The COVID-19 pandemic contains a number of shareholder communication issues for companies to consider.
The prolonged uncertainties of the COVID-19 pandemic, and the accompanying economic and social dislocation, create particular challenges for Australian companies in their communication with their shareholders and other stakeholders. This environment also, however, provides an opportunity for companies to build trust through their actions and communication.
Sustaining social licence
Although the current environment makes it difficult to estimate accurately the impact of the pandemic on operations and earnings, institutional and retail investors alike will judge companies according to perceptions of how the board and management respond in this environment. This includes the degree of transparency about implications for operations and earnings, and how the company balances its obligations to its multiple stakeholder groups (shareholders, customers, employees, suppliers, and the communities in which the company operates).
Decisions about operations – such as changing work practices and redeploying or standing down staff – need to be framed and evaluated through the lens of a company’s social licence and its “footprint in society”. This should then be reflected in communication strategies, including evaluation and selection of the most appropriate channels. External investor communication expertise can provide boards and management teams with useful critique of proposed activities and valuable perspective.
Boards and company management will also have to make considered judgements about communicating updates to earnings guidance, in particular whether guidance issued before the onset of the COVID-19 pandemic needs to be updated. Again, this is an area where communication decision-making will be scrutinised, and companies would be well-advised to over- rather than under-communicate. Companies should consider carefully the extent to which the market listing rules, collective disclosure requirements, and the expectations of a reasonable person would prompt market disclosure, such as in the case of material operational changes, internal expectations of revised earnings expectations, or any decision to proceed with a capital raising.
While videoconferencing and other digital communication channels offer significant potential time and efficiency gains for interactions with, for example, major shareholders and analysts, company representatives should ensure that when operating in a new communication medium, they do not inadvertently disclose material information selectively.

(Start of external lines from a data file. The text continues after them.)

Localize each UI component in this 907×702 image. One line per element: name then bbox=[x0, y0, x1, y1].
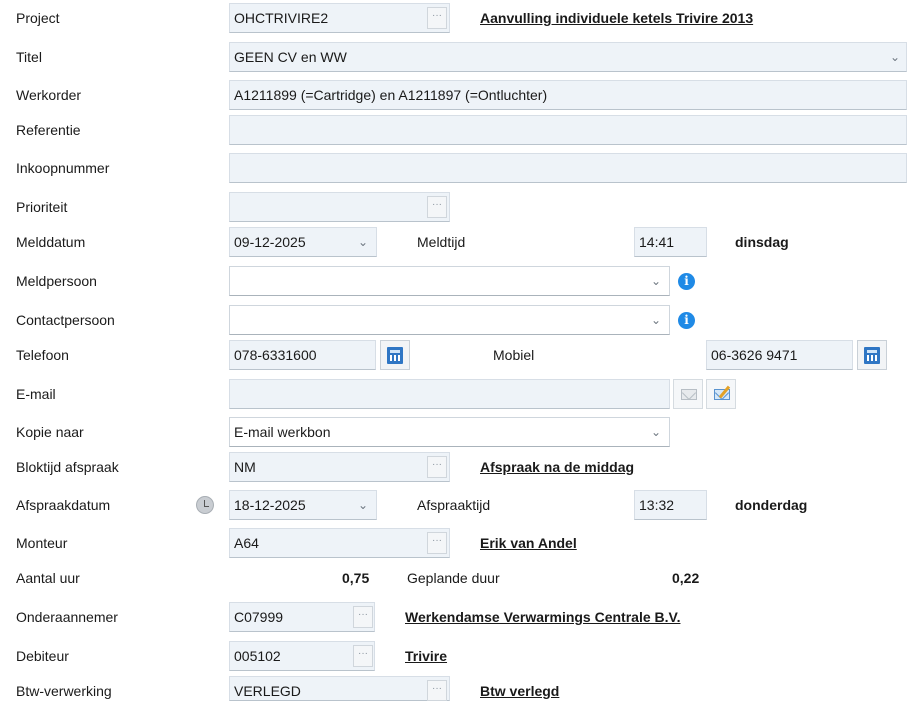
send-email-button[interactable] bbox=[673, 379, 703, 409]
mobiel-label: Mobiel bbox=[493, 347, 535, 363]
aantal-uur-value: 0,75 bbox=[342, 570, 370, 586]
inkoopnummer-label: Inkoopnummer bbox=[16, 160, 110, 176]
werkorder-value: A1211899 (=Cartridge) en A1211897 (=Ontl… bbox=[234, 87, 548, 103]
monteur-link[interactable]: Erik van Andel bbox=[480, 532, 577, 554]
debiteur-label: Debiteur bbox=[16, 648, 69, 664]
btw-label: Btw-verwerking bbox=[16, 683, 112, 699]
kopie-value: E-mail werkbon bbox=[234, 424, 331, 440]
bloktijd-lookup-button[interactable]: ··· bbox=[427, 456, 447, 478]
monteur-value: A64 bbox=[234, 535, 259, 551]
afspraakdatum-field[interactable]: 18-12-2025 bbox=[229, 490, 377, 520]
afspraakdatum-value: 18-12-2025 bbox=[234, 497, 306, 513]
project-value: OHCTRIVIRE2 bbox=[234, 10, 329, 26]
mobiel-value: 06-3626 9471 bbox=[711, 347, 798, 363]
btw-link[interactable]: Btw verlegd bbox=[480, 680, 559, 702]
meldpersoon-label: Meldpersoon bbox=[16, 273, 97, 289]
onderaannemer-value: C07999 bbox=[234, 609, 284, 625]
geplande-duur-label: Geplande duur bbox=[407, 570, 500, 586]
bloktijd-field[interactable]: NM bbox=[229, 452, 450, 482]
telefoon-dial-button[interactable] bbox=[380, 340, 410, 370]
referentie-label: Referentie bbox=[16, 122, 81, 138]
monteur-lookup-button[interactable]: ··· bbox=[427, 532, 447, 554]
kopie-chevron-down-icon[interactable]: ⌄ bbox=[649, 425, 663, 439]
contactpersoon-dropdown[interactable] bbox=[229, 305, 670, 335]
phone-dial-icon bbox=[864, 347, 880, 364]
bloktijd-value: NM bbox=[234, 459, 256, 475]
titel-value: GEEN CV en WW bbox=[234, 49, 347, 65]
titel-label: Titel bbox=[16, 49, 42, 65]
btw-value: VERLEGD bbox=[234, 683, 301, 699]
debiteur-value: 005102 bbox=[234, 648, 281, 664]
melddatum-value: 09-12-2025 bbox=[234, 234, 306, 250]
project-label: Project bbox=[16, 10, 60, 26]
meldpersoon-dropdown[interactable] bbox=[229, 266, 670, 296]
bloktijd-link[interactable]: Afspraak na de middag bbox=[480, 456, 634, 478]
project-link[interactable]: Aanvulling individuele ketels Trivire 20… bbox=[480, 7, 753, 29]
melddatum-label: Melddatum bbox=[16, 234, 86, 250]
mobiel-dial-button[interactable] bbox=[857, 340, 887, 370]
titel-dropdown[interactable]: GEEN CV en WW bbox=[229, 42, 907, 72]
project-lookup-button[interactable]: ··· bbox=[427, 7, 447, 29]
btw-field[interactable]: VERLEGD bbox=[229, 676, 450, 701]
debiteur-lookup-button[interactable]: ··· bbox=[353, 645, 373, 667]
email-label: E-mail bbox=[16, 386, 56, 402]
meldtijd-value: 14:41 bbox=[639, 234, 675, 250]
onderaannemer-lookup-button[interactable]: ··· bbox=[353, 606, 373, 628]
monteur-label: Monteur bbox=[16, 535, 68, 551]
inkoopnummer-field[interactable] bbox=[229, 153, 907, 183]
afspraakdatum-chevron-down-icon[interactable]: ⌄ bbox=[356, 498, 370, 512]
afspraakdatum-weekday: donderdag bbox=[735, 497, 808, 513]
debiteur-link[interactable]: Trivire bbox=[405, 645, 447, 667]
prioriteit-lookup-button[interactable]: ··· bbox=[427, 196, 447, 218]
monteur-field[interactable]: A64 bbox=[229, 528, 450, 558]
meldtijd-label: Meldtijd bbox=[417, 234, 466, 250]
onderaannemer-link[interactable]: Werkendamse Verwarmings Centrale B.V. bbox=[405, 606, 680, 628]
werkorder-label: Werkorder bbox=[16, 87, 82, 103]
prioriteit-label: Prioriteit bbox=[16, 199, 68, 215]
afspraakdatum-label: Afspraakdatum bbox=[16, 497, 111, 513]
meldpersoon-info-icon[interactable]: i bbox=[678, 273, 695, 290]
kopie-label: Kopie naar bbox=[16, 424, 84, 440]
envelope-icon bbox=[681, 389, 697, 400]
geplande-duur-value: 0,22 bbox=[672, 570, 700, 586]
melddatum-field[interactable]: 09-12-2025 bbox=[229, 227, 377, 257]
afspraaktijd-label: Afspraaktijd bbox=[417, 497, 491, 513]
btw-lookup-button[interactable]: ··· bbox=[427, 680, 447, 701]
titel-chevron-down-icon[interactable]: ⌄ bbox=[888, 50, 902, 64]
aantal-uur-label: Aantal uur bbox=[16, 570, 80, 586]
compose-email-button[interactable] bbox=[706, 379, 736, 409]
telefoon-field[interactable]: 078-6331600 bbox=[229, 340, 376, 370]
mobiel-field[interactable]: 06-3626 9471 bbox=[706, 340, 853, 370]
melddatum-weekday: dinsdag bbox=[735, 234, 789, 250]
meldtijd-field[interactable]: 14:41 bbox=[634, 227, 707, 257]
prioriteit-field[interactable] bbox=[229, 192, 450, 222]
phone-dial-icon bbox=[387, 347, 403, 364]
melddatum-chevron-down-icon[interactable]: ⌄ bbox=[356, 235, 370, 249]
contactpersoon-chevron-down-icon[interactable]: ⌄ bbox=[649, 313, 663, 327]
afspraaktijd-field[interactable]: 13:32 bbox=[634, 490, 707, 520]
contactpersoon-info-icon[interactable]: i bbox=[678, 312, 695, 329]
contactpersoon-label: Contactpersoon bbox=[16, 312, 115, 328]
referentie-field[interactable] bbox=[229, 115, 907, 145]
telefoon-label: Telefoon bbox=[16, 347, 69, 363]
kopie-dropdown[interactable]: E-mail werkbon bbox=[229, 417, 670, 447]
meldpersoon-chevron-down-icon[interactable]: ⌄ bbox=[649, 274, 663, 288]
bloktijd-label: Bloktijd afspraak bbox=[16, 459, 119, 475]
project-field[interactable]: OHCTRIVIRE2 bbox=[229, 3, 450, 33]
afspraaktijd-value: 13:32 bbox=[639, 497, 675, 513]
email-field[interactable] bbox=[229, 379, 670, 409]
werkorder-field[interactable]: A1211899 (=Cartridge) en A1211897 (=Ontl… bbox=[229, 80, 907, 110]
calendar-clock-icon[interactable] bbox=[196, 496, 214, 514]
telefoon-value: 078-6331600 bbox=[234, 347, 317, 363]
onderaannemer-label: Onderaannemer bbox=[16, 609, 118, 625]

Companies wanting to increase their use of technology in shareholder communication also need to ensure that this does not privilege certain shareholder groups above others. If there is a shift towards greater use of hybrid annual general meetings, for example, companies should make a special effort to ensure that retail shareholders have the opportunity to have their voice heard.
Another key issue for companies to consider is the framing of and communication with shareholders about executive remuneration. Salaries and short- and long-term incentive structures which breach new social norms will attract increased scrutiny from the media, proxy advisers, and potentially widespread opprobrium from the broader community. This will particularly affect companies which have received taxpayer support. In this environment, again, companies will need to consider these sensitivities carefully and are likely to benefit from external advice before communicating these decisions.
Many companies may be considering raising additional capital, following the introduction of a temporary increase in the percentage of shares a company can issue in a placement. Companies will be judged on perceptions of how equitably share placements have been made among shareholder types. Companies therefore need to ensure that their communication discloses transparently the rationale behind the decision-making, and demonstrate that the company has assessed the implications for the different shareholder types to ensure that to the maximum extent possible they are being treated equally. This includes communicating that the capital raising has had thorough board oversight and consideration, and that the board and management have actively sought to balance the needs of existing shareholders with any strategic objective of bringing new owners onto the register.
By actively considering the social licence implications of their decision-making and communication, acting and communicating with integrity and transparency, and seeking expert external advice before communicating, companies can minimise the potential for long-lasting financial and reputational damage and strengthen their ability to emerge from the COVID-19 pandemic well-positioned for the future.